Courtney’s father tried unsuccessfully to get Alan arrested for contributing to the delinquency of a minor.

“Knowing my father had a vindictive streak along with ample financial means, I stopped seeing Alan because I was so scared of my father’s wrath,” she said. “However, between numerous phone calls and several love letters that Alan sent to my girfriend’s house, our love for each other continued to flourish.”

Courtney’s father was so determined to keep them apart he sent her to a Catholic boarding school in Marin County for her senior year. That only enabled their assignations. Courtney learned that if she got straight A’s she could get off-campus privileges to go home for the weekend. To throw her father off the scent she would come home one weekend a month with a pedigreed classmate to impress her father and spent the other three with Alan, who lived with his grandmother. Her father, who disappeared most weekends himself, never caught on.

At college, the meet-ups continued. It all came to a head however, when Courtney’s brother ratted her out. Her father, in a rage, ordered her to leave the house for good. She and Alan got a place together and after several years tied the knot.

“From that unpleasant day on, my father vowed to never speak to me again. And for the next 30 years my father kept that vow, while spewing disdain and total disgust for me to anyone who would listen. And throughout those 30 years,” she said, “I lived only 25 minutes away from him.”

Courtney got her degree from San Francisco State and worked a variety of jobs, including a stint as CEO of the Pacifica Chamber of Commerce, where the couple lived for many years before moving to El Verano three years ago.

Alan Conlon, 65, is retired after a long career with PG&E. The couple raised two daughters, Christina, now 38, and Julianna, now 36 and have four grandchildren.

“I feel like our lives are just continuing to be blessed on so many levels,” said Courtney, 63.

She never regretted picking Alan over her father.

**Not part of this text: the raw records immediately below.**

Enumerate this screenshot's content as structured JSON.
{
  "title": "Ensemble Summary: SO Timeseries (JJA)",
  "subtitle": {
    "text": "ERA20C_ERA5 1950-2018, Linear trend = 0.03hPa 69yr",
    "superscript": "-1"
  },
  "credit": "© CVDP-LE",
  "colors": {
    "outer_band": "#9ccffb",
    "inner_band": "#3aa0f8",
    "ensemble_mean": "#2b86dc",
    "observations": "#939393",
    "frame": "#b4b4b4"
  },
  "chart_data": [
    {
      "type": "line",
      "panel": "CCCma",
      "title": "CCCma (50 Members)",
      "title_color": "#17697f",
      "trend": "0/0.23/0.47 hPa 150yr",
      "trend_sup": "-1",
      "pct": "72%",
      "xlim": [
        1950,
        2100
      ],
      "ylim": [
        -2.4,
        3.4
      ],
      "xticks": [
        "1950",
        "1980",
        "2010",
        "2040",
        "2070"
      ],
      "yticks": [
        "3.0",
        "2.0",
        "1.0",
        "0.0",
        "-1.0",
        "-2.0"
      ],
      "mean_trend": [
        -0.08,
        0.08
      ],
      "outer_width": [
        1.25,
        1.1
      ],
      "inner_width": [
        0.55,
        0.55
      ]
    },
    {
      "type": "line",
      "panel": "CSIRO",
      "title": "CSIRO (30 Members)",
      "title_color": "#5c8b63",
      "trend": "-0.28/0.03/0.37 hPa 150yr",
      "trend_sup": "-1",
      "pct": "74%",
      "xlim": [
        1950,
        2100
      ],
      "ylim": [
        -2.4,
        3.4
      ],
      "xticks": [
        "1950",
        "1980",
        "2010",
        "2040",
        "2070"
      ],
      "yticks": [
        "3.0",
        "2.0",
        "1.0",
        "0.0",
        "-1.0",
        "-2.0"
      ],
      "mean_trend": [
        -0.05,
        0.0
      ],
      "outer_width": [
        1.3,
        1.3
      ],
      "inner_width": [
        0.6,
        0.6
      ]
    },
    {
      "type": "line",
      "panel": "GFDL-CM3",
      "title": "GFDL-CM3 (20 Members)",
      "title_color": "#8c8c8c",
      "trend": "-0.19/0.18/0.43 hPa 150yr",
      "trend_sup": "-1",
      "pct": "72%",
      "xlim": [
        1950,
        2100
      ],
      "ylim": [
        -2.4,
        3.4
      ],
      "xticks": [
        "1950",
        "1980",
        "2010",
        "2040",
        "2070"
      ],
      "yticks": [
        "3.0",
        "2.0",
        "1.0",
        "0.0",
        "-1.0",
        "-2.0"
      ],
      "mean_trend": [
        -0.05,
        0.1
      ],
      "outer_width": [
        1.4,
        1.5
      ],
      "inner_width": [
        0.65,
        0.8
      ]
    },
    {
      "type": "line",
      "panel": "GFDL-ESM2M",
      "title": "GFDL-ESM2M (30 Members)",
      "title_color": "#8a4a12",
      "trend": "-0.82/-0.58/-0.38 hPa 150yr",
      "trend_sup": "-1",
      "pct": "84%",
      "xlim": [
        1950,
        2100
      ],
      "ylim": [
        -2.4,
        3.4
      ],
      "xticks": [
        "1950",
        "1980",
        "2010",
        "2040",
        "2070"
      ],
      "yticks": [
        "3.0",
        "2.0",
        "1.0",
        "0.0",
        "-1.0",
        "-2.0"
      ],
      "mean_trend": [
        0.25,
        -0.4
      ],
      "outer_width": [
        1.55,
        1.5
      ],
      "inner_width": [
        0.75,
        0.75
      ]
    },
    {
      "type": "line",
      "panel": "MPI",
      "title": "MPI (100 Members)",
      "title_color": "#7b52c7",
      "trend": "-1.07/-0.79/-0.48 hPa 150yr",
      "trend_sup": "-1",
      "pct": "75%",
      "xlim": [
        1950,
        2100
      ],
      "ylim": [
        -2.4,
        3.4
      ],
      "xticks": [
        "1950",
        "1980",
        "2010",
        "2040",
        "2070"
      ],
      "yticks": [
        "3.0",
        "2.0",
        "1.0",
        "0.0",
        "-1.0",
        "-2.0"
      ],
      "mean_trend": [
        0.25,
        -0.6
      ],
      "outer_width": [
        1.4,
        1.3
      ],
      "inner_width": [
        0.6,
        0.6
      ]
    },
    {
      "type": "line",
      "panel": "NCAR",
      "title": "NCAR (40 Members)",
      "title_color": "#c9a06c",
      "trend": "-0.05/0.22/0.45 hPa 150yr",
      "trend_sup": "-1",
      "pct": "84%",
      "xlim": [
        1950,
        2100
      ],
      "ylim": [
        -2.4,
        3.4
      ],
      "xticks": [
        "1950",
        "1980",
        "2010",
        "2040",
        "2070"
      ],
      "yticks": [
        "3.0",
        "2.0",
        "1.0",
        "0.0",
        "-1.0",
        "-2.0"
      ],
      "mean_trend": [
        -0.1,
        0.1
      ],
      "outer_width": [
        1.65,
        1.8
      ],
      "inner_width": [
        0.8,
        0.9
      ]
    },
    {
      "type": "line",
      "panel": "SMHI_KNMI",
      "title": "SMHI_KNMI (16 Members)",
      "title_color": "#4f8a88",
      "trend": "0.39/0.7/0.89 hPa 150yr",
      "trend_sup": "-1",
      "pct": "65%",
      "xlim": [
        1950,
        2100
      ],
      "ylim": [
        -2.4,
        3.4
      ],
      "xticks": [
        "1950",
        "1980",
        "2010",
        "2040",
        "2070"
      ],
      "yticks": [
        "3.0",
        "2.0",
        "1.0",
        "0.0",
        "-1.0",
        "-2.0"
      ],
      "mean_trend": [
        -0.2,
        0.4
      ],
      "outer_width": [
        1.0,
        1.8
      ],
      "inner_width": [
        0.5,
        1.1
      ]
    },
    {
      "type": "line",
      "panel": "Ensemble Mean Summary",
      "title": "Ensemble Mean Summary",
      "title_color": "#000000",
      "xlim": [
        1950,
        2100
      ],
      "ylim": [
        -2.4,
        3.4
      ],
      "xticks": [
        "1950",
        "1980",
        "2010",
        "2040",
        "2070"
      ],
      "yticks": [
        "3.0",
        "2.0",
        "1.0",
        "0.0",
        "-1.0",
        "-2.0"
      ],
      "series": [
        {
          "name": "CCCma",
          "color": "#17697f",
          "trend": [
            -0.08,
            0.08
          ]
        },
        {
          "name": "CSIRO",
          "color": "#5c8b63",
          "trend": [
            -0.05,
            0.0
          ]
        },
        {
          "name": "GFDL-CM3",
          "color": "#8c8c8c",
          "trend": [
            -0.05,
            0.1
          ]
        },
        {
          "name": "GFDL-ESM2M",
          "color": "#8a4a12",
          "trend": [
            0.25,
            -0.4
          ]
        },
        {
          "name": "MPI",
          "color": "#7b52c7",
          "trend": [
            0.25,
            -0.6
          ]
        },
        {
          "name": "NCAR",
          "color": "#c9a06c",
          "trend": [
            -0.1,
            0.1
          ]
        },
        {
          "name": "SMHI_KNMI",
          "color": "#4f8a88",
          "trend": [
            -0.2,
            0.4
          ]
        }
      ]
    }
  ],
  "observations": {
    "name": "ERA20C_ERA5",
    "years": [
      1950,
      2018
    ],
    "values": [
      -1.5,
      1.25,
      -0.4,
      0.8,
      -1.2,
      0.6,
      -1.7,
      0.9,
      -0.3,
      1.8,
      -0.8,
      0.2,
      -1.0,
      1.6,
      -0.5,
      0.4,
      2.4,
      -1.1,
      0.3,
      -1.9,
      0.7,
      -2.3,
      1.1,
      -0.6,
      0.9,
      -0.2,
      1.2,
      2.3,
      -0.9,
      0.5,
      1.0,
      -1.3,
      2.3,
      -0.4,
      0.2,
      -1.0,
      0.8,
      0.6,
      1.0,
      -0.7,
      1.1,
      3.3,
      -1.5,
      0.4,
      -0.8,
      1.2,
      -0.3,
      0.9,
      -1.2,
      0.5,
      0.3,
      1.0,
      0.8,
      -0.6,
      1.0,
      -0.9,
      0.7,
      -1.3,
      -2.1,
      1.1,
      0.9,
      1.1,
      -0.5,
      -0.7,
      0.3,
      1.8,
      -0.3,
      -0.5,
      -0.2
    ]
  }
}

“When my father passed away in 2000, he died a very lonely and bitter man as he kept his stubborn pride intact. However, I did see him a few times near the end of his life while he was semi-comatose. I was able to tell him that I forgave him, and much to his dismay, I also told him that I thought he had missed out on so much of the joy he could have had as a father, grandfather and father-in-law, by being part of our lives.

Courtney believes that his resistance only pushed them together, and notes that while her father went through three wives, she is still hanging on to her honey of 47 years.

“He will give you the shirt off his back,” she said of Alan, a mensch who lends his handyman skills to several of their single friends and who, she said, never has to be told to do anything around the house.

“The enduring love that Alan and I have for one another has carried us through all those difficult, yet exhilarating early years and throughout the ups and downs of life,” she said. “It seems like we are living a long fairytale that fortunately turned out with a happy ending.”